Filled the bowl? Well, since we're all being graphic here, Many times! But, the most voluminous session was one afternoon last year. I had been really hungry that morning(which is strange for me, I'm usually queezy) so I ate two big bowls of Cracklin Oat Bran Cereal with very little milk. Then over the next two hours drank a lot of water. Atlunch I had a sandwich of some kind, I think. Anyway, later that afternoon I did the biggest, fattest, longest BM I have ever witnessed, wrapped itself around the bowl. Well, then came the loose stools that followed! I kept going and going...! It took three flushes to get it all down. I am not that big (5'2")--I cannot imagine where my colon stored all of that! I went again that night and the next morning, and then stopped again for a couple of days. All I can say is, it felt mighty good after a week of C, and thank God for whoever invented flushable baby wipes!


----------



## Guest (Jun 13, 1999)

I can completely relate to these stories.
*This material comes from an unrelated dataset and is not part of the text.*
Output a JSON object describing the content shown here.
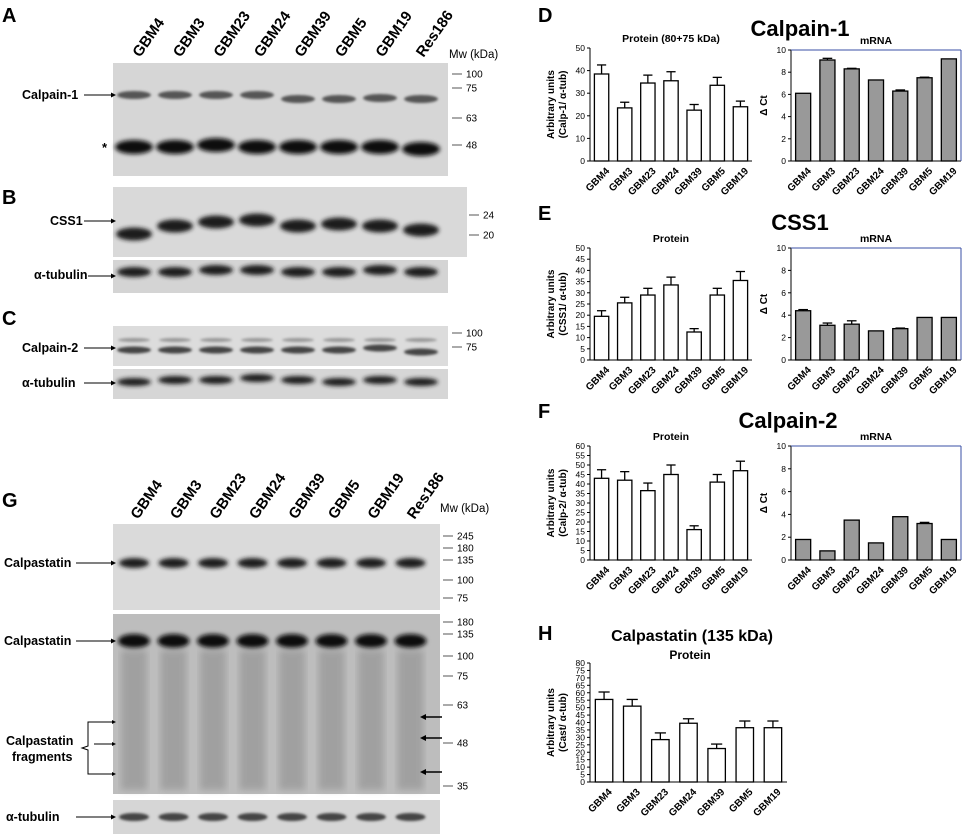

There are days that I can go and go, either one long hoselike BM or several smaller shorter hoses over a 2 hour span. It happens more when I have been C. I have had C (with pellets-does that count?)for around 3 days, drank prune juice for the last 2 nights and after being up several hours this am my gut has begun to make some progress but I do not feel "empty" as I would after a hoselike BM. It is good to get things started though, and so good to be able to tell these things to people who can relate. I never realized that there were so many of us.------------------Nancy


----------



## marianne (Jan 3, 1999)

Several years ago, shortly after my gallbladder was removed, I filled the bowl and had one of the more embarrassilng moments of my life.I had eaten lunch in a small restaurant in lower Manhattan. Sudddenly I had such a pain in my gut and an urge to go that I bolted from the table to the toilet. This was unisex and the door opened directly into the back of the dining room. I went in and filled the bowl and found that the flushing mechanism on the toilet was inadequate. I kept going and flushing. After a few minutes there was a knock on the door as other patrons wanted to use the facility. I was still going and flushing and was amazed at what just poured out of me. Finally, nothing more came out, but the toilet was totally stopped up. The knocking got louder and people were calling out for me to open the door. Finally I had to open it and tell the line of people waitilng that the toilet was "out of order" I grabbed my check from the table and ran to the cashier and practically ran out of the place. I felt very sorry for the plumber.


----------



## Guest (Jun 13, 1999)

LMAO Yes been there done that.All I can say is I'm glad to read this and know it's all"normal for US".Like you say who else can you tell these things to."Normal" people would think this was a crazy discussion.


----------



## Guest (Jun 14, 1999)

Marianne, I have been there done that. But I was home at the time. I was "running me bum off". I remember a neighbour of mine said that her toilet was not working. Anyway, I thought nothing of it because I have repaired these before they are actually bery simple.Anyway, I told her that I would look at it for her. She lifted up the lid and all she chould say was "gross". It did not bother me. It just looked like ours. Like someone had dumped a kettle of (sorry to be so graphic) chunky dark gravey in the bowl.I did not tell her that it not gross me out or she would have thought I was wierd. Marleen


----------



## Spirit (May 9, 1999)

LMAO! What an odd thread this is becoming! I'm going to start a new thread titled "What's your worst IBS experience?" and tell my story there. Just curious how many others are going to reply. See you there!Spirit.


----------



## Guest (Jun 14, 1999)

Just call me consciencious but I always check a toilet to make sure it is functioning properly by flushing it once before I use it unless it's a really sturdy commercial quality toilet that looks like it ran somebody a few hundred bucks or more, I have faith in those. If a toilet is not flushing properly and it's the only one available I will take the lid up and usually find the problem there. If not there, then you might want to check the little inlet valve which connects the water supply to the toilet, which is linked by a flexible hose. I have had guys who were working for me go in someones house, on the job, and use a toilet that was completely non-functioning. Some folks have s- for brains... And I don't mean anyone on this thread. You would take it for granted that the toilet in a restaurant was working fine. Well, you would but I wouldn't. It's the Peter Principal.


----------